On Why I Do This – Sue Laurie

Why I Do This20160504_184500_resized
by Sue Laurie

So, I am celebrating my ordination at the Portland General Conference.

For some liturgical flair, I am bringing some stoles that have been given to me as gifts. But, to robe or not to robe? Then I had a great idea… my Affirmation shirt would be a good robe!  Affirmation is the foundation of the vision and ministry for inclusion of LGBTQI people in the life of the UMC … well, such as it is!

The first time I attended a United Methodist “Listening Post on Homosexuality” was in 1984. Yes, I know, listening posts are nothing new.
I had never heard of General Conference, but something was in the works that caused there to be a District level meeting at my home church in Edinboro, PA. It was February, I was a high school math teacher and basketball coach, closeted. However, Julie and I had met at that church and our pastor was affirming of us. We sat with him in the pew.

The church was packed, a couple hundred people. And the speakers were confidently speaking about the abomination of homosexuality. Every argument was made – even ones that anti-gay people no longer mention. It was horrible. Our pastor, Ron, would jot a note to us to critique their venom as the morning wore on and on.

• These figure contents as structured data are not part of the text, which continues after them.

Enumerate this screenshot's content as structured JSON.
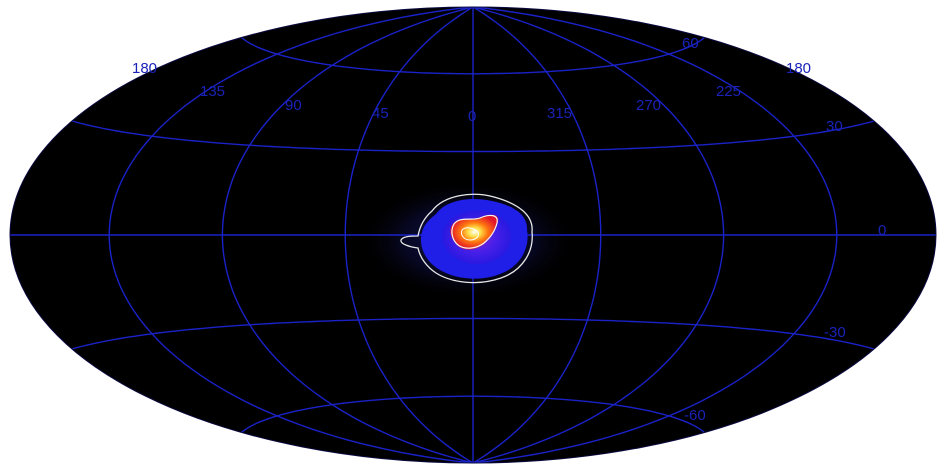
{
  "projection": "hammer-aitoff",
  "colors": {
    "sky": "#000000",
    "grid": "#1a22c8",
    "labels": "#1a22b8",
    "contour": "#e8e8e8",
    "background": "#ffffff"
  },
  "longitude_labels": {
    "l180_left": "180",
    "l135": "135",
    "l90": "90",
    "l45": "45",
    "l0": "0",
    "l315": "315",
    "l270": "270",
    "l225": "225",
    "l180_right": "180"
  },
  "latitude_labels": {
    "b60": "60",
    "b30": "30",
    "b0": "0",
    "bm30": "-30",
    "bm60": "-60"
  },
  "emission_source": {
    "center_l": 0,
    "center_b": 0,
    "colormap": [
      "dark blue",
      "blue",
      "purple",
      "red",
      "orange",
      "yellow",
      "white"
    ]
  }
}
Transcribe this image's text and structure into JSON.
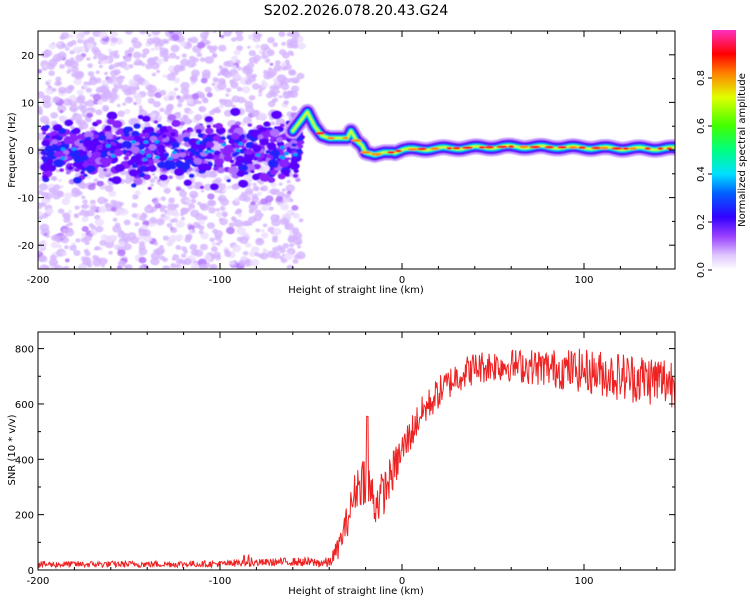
{
  "title": "S202.2026.078.20.43.G24",
  "chart_data": [
    {
      "type": "heatmap",
      "xlabel": "Height of straight line (km)",
      "ylabel": "Frequency (Hz)",
      "xlim": [
        -200,
        150
      ],
      "ylim": [
        -25,
        25
      ],
      "x_ticks": [
        -200,
        -100,
        0,
        100
      ],
      "x_tick_labels": [
        "-200",
        "-100",
        "0",
        "100"
      ],
      "y_ticks": [
        -20,
        -10,
        0,
        10,
        20
      ],
      "y_tick_labels": [
        "-20",
        "-10",
        "0",
        "10",
        "20"
      ],
      "colorbar": {
        "label": "Normalized spectral amplitude",
        "range": [
          0,
          1
        ],
        "ticks": [
          0.0,
          0.2,
          0.4,
          0.6,
          0.8
        ],
        "tick_labels": [
          "0.0",
          "0.2",
          "0.4",
          "0.6",
          "0.8"
        ],
        "colors": [
          "#ffffff",
          "#d8b0ff",
          "#8000ff",
          "#0000ff",
          "#00ffff",
          "#00ff00",
          "#ffff00",
          "#ff8000",
          "#ff0000",
          "#ff00ff"
        ]
      },
      "ridge": {
        "height_km": [
          -60,
          -52,
          -48,
          -44,
          -40,
          -35,
          -30,
          -28,
          -25,
          -22,
          -20,
          -15,
          -10,
          -5,
          0,
          10,
          20,
          40,
          60,
          80,
          100,
          120,
          150
        ],
        "frequency_hz": [
          4,
          8,
          5,
          3,
          2.5,
          2.5,
          2.5,
          4,
          2,
          1,
          -0.5,
          -1,
          -0.5,
          -0.5,
          0,
          0.2,
          0.3,
          0.5,
          0.7,
          0.6,
          0.5,
          0.3,
          0.3
        ]
      },
      "noise_region_km": [
        -200,
        -55
      ]
    },
    {
      "type": "line",
      "xlabel": "Height of straight line (km)",
      "ylabel": "SNR (10 * v/v)",
      "xlim": [
        -200,
        150
      ],
      "ylim": [
        0,
        860
      ],
      "x_ticks": [
        -200,
        -100,
        0,
        100
      ],
      "x_tick_labels": [
        "-200",
        "-100",
        "0",
        "100"
      ],
      "y_ticks": [
        0,
        200,
        400,
        600,
        800
      ],
      "y_tick_labels": [
        "0",
        "200",
        "400",
        "600",
        "800"
      ],
      "series": [
        {
          "name": "SNR",
          "color": "#ee2222",
          "x": [
            -200,
            -100,
            -60,
            -40,
            -35,
            -30,
            -25,
            -20,
            -15,
            -10,
            0,
            10,
            20,
            30,
            40,
            50,
            60,
            80,
            100,
            120,
            150
          ],
          "y": [
            20,
            22,
            30,
            25,
            80,
            180,
            300,
            340,
            240,
            280,
            430,
            560,
            640,
            700,
            730,
            740,
            740,
            730,
            720,
            700,
            680
          ],
          "noise_amplitude": [
            12,
            12,
            15,
            20,
            40,
            60,
            80,
            100,
            90,
            80,
            70,
            60,
            60,
            60,
            60,
            60,
            60,
            70,
            80,
            90,
            100
          ]
        }
      ],
      "peak": {
        "x": -19,
        "y": 555
      }
    }
  ]
}
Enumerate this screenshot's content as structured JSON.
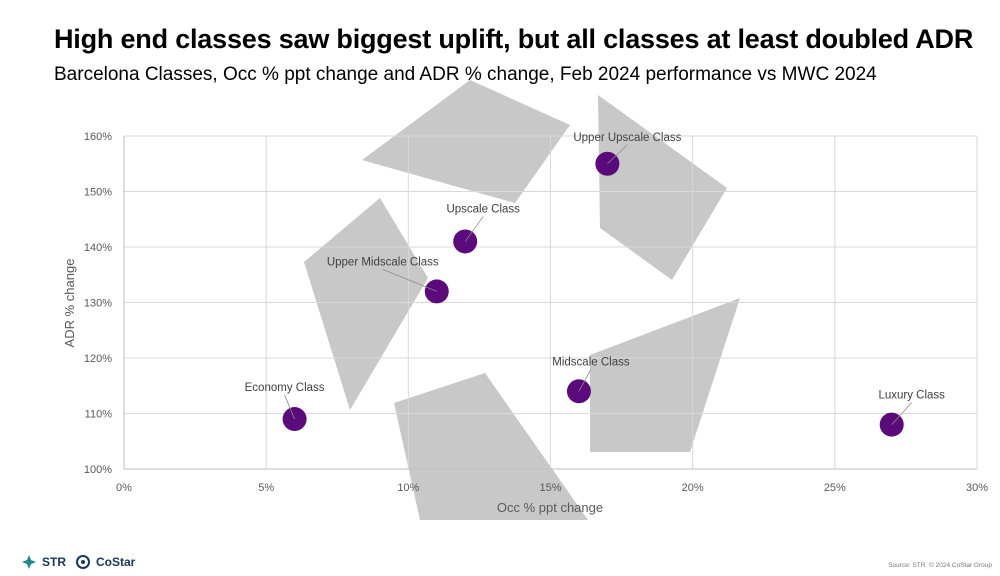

Then one lone soul stood up to talk. One young man who told us he was gay himself and shared about his life and faith. He was there as local member of something called “Affirmation”.  While I can no longer see his face, I can still feel his presence and the goodness that cut through the abuse of that day. I marveled at the Spirit in our midst. I knew he was being authentic and he exhibited the trust in God with his whole being.

Little did I know that in the next few months the band of Affirmation folks would be present at the 1984 General Conference. There they would resist the ban being implemented against the ordination of gay and lesbian candidates. The prohibition against the ordination of “self-avowed practicing homosexuals” being ordained was made into law. Affirmation was ready with a positive response –  they were present the next day passing out flyers and giving birth to the “Reconciling Congregation Program.” I would not hear of this until I came to seminary at Garrett in 1990.

Affirmation led the way with authentic voice for queer people in those grim years … changing its byline as new awareness and sensitivity gave insight.
I am grateful for that one person who spoke to a hostile crowd so that I could hear. I am grateful for the group they formed, the vision and the Holy Spirit they shared that gave birth to RCP, now RMN. Last summer at the RMN convocation in San Antonio we heard some of this amazing history.

Grace. Gospel. Calling. Community. I believe…

God is calling a lot of LGBTQ people.

I am frequently asked why I am still United Methodist. I give many answers. But surely, I could not have had the ministry I have enjoyed if I had not the shoulders to stand on … thank you to all the saints.